Prefer to open zip files with unzip instead of 7z

gapan commented 11 years ago

7z and also versions of unzip older than 6.10b, don't support utf8 properly. Zip archives created on windows that have files with non-latin filenames show up as garbage.

Here's a sample zip archive that displays this problem: http://pnboy.pinguix.com/gapan/23-10-2012-b-fasi-eaep.zip

Same problem is with cbz files, which are actually zip files.

Removing/commenting out lines 527 and 530 from src/fr-command-7z.c fixes this and opens zip files with unzip, but it removes the mimetypes from 7z completely.

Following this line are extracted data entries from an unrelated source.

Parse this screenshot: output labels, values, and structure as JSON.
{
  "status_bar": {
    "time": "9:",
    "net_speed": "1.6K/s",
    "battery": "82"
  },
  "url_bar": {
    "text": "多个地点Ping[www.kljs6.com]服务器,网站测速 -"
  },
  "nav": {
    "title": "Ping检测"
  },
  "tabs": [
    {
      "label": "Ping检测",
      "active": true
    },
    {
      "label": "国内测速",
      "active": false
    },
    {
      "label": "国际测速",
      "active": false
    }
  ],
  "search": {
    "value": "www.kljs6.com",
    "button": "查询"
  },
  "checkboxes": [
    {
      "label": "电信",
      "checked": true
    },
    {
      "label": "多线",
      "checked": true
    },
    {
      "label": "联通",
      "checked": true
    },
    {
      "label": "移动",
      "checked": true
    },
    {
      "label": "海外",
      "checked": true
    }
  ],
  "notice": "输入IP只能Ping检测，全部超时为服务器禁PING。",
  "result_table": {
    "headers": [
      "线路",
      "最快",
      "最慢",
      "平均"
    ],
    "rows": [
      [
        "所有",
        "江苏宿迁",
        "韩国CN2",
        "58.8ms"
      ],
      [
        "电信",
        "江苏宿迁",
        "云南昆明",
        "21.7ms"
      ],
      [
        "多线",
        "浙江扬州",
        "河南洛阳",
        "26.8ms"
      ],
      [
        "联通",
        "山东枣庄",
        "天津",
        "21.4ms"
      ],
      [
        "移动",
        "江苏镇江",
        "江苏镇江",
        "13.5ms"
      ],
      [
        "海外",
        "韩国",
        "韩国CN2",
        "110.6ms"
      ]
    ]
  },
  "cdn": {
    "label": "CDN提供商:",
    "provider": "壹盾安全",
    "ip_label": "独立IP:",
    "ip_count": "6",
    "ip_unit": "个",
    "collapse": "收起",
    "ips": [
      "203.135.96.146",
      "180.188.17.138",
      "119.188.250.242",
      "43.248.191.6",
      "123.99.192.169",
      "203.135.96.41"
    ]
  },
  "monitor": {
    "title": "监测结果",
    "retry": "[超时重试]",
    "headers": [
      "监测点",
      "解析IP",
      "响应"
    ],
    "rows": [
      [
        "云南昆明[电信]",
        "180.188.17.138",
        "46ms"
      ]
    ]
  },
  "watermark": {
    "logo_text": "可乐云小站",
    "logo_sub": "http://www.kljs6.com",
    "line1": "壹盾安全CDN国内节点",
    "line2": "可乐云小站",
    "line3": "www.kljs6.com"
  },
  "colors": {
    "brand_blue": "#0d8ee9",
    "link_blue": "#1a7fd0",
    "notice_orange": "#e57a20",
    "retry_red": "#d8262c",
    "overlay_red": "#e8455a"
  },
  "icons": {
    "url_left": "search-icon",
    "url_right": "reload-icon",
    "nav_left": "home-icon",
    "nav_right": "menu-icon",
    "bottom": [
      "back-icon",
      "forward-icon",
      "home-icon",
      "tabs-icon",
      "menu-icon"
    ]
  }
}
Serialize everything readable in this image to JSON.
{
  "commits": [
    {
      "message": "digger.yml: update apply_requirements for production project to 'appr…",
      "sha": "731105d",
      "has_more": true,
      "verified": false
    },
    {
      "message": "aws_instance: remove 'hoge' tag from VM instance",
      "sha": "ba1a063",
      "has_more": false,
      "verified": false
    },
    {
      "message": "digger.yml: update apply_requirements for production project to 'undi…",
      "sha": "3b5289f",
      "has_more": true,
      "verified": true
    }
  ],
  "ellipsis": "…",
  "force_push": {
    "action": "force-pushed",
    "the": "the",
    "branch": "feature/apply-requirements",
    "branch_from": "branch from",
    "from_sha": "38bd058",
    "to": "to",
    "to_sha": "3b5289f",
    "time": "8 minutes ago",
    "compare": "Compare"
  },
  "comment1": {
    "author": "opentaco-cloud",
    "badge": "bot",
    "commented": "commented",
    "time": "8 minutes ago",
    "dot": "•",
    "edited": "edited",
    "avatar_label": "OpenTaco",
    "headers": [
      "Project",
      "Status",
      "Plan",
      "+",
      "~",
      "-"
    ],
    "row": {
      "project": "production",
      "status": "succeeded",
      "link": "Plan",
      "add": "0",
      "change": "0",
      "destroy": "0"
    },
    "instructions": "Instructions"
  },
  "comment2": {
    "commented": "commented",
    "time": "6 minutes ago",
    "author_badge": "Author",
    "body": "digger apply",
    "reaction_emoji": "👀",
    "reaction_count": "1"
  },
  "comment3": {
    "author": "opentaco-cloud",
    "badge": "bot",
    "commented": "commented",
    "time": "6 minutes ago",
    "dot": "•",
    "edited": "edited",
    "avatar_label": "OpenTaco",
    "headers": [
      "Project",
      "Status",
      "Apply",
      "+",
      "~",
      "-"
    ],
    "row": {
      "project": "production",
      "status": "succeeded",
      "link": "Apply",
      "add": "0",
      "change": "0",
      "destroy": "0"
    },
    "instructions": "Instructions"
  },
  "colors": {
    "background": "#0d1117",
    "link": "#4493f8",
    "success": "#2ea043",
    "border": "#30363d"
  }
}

Ideally, priority should be given to unzip first and if unzip is not present, fall back to 7z, if 7z is installed.

stefano-k commented 11 years ago

I can confirm the issue

ghost commented 11 years ago

So that we have a record on this:

The problem you describe isn't a problem of 7z, it's a problem of whatever you used to create that zip file, and my humble interpretation of the sample file you showed on #mate @ freenode proves it.

If you extract the files with unzip and then zip them with 7z, everything works fine... which leads me to believe that the zip wasn't created in a machine wich supports UTF-8, but instead any sort of iso-western (If you want I can tell you exactly which).

In other words, the problem is with whatever piece of trash that file was zipped. There's no real problem and the performance of zip is worst than the one of p7zip, so we're making a lot of users pay for a problem that was generated probably in a windows machine :)

7z does support UTF-8 properly.

ghost commented 11 years ago

And why 'ideally' the priority to unzip/zip instead of 7z? Can you mention a single technical reason? Are you aware this will affect far more people than you?

stefano-k commented 11 years ago

We will give only the option to choose the desired backend, nothing more

gapan commented 11 years ago

@ketheriel, if the only thing that you want to do is to blame someone, then feel free to blame anyone you like.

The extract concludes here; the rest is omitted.